Our remaining journey to Denham station went pretty much without a hitch. For some inexplicable historical reason, the village is almost a mile away from the station along the busy A412. We deduced that the quickest way to get there would be to walk along the path at the side of the aforementioned road. Unfortunately it was flooded to a succession of blocked drains. Actually, this was out entire experience during the four hours we were in the village: drains blocked with fallen leaves and rubbish, large puddles on the road we had to run from as cars ploughed through them, and increasing astonishment at the atrociously inadequate state of road cleanliness and drainage in one of the wealthiest local authorities in the UK.

Returning to London from Denham I, yet again, had to answer a call of nature whilst waiting on the platform. As with the situation in Halifax, the toilets on the station were closed for repair. Worse still, the onboard train toilet looked as if it hadn’t had a proper clean in weeks. On the final leg of our journey home, I was thankful the toilets were in a reasonable condition – even though there was no soap in one, and a broken hand dryer in the other. However, that was the least of our worries. We ground to a halt just south of Peterborough, having been told the East Coast Main Line was closed due to damaged overhead wires (https://www.bbc.co.uk/news/uk-england-tyne-67679231). As Grand Central’s entire fleet is diesel stock we were to be ‘luckily’ rerouted via Lincoln, which would add another 90 minutes to the journey. Adversity did not relent, sadly, and a fallen tree on the line between Metheringham and Lincoln meant we eventually arrived at Halifax at 2am – six hours and three minutes after leaving King’s Cross!!

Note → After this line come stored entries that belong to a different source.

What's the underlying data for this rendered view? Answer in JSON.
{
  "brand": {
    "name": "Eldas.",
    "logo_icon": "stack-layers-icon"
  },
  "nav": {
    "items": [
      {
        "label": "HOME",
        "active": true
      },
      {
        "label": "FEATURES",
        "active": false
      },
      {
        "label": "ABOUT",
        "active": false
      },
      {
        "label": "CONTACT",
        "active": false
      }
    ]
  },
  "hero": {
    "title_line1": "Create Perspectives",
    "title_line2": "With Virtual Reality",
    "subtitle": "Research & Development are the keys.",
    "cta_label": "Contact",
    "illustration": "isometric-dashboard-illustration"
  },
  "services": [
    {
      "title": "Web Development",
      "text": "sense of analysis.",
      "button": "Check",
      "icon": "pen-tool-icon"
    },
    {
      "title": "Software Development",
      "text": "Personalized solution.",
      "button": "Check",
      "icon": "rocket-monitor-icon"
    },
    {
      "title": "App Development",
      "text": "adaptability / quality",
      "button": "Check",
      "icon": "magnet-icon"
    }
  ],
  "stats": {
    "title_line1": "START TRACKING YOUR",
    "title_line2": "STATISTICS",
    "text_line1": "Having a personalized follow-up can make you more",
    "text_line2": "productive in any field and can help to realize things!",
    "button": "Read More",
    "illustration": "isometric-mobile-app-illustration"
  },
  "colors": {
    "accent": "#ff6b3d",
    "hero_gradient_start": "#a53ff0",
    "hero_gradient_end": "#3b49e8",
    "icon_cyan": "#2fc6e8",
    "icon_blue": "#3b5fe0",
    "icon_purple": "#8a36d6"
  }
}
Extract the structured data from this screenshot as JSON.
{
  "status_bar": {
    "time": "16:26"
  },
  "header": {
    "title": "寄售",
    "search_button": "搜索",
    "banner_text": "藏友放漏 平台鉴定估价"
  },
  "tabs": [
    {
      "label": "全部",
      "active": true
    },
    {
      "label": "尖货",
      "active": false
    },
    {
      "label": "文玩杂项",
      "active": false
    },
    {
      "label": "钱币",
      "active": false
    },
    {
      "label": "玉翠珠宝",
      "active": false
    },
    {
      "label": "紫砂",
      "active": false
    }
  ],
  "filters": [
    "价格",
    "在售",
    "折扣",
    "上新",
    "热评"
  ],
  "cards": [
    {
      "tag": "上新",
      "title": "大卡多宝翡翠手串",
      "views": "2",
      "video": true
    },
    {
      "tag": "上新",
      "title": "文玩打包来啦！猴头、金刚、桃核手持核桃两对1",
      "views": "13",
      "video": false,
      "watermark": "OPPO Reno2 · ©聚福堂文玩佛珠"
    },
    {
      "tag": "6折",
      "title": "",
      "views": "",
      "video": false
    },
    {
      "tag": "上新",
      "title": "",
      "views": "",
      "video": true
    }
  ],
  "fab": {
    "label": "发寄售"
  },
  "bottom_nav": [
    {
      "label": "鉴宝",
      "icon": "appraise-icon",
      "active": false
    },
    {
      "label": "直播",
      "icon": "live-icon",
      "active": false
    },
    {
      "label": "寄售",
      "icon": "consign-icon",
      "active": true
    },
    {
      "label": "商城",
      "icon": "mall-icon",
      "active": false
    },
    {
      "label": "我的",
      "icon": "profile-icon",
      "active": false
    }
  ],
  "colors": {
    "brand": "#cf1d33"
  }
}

Why have I told you all my tale of weekend woe? It’s very straightforward really. I’m convinced we now live in a country where nothing works properly. A lack of investment over decades; a massive absence of any degree of pride in a good day’s labour from large sectors of the working public; a disgraceful and uncaring attitude to the state of the public realm……these three toxic ingredients have led to situations where I (and I’m sure many others) just find day-to-day living in Britain an inefficient and emotionally-taxing Tartarean nightmare (https://www.standard.co.uk/comment/hs2-travel-national-decline-b1110091.html). How did we end up like this? Why is one of the world’s wealthiest societies dripping with decadence? I’ll leave it up to you, the reader, to come up with your own suggestions. For me, the easiest solution is just to have a little weep in a corner once a day and reminisce on how things used to be.

Wishing all readers a Merry Christmas and a Happy New Year. I will return the weekend commencing 6th January.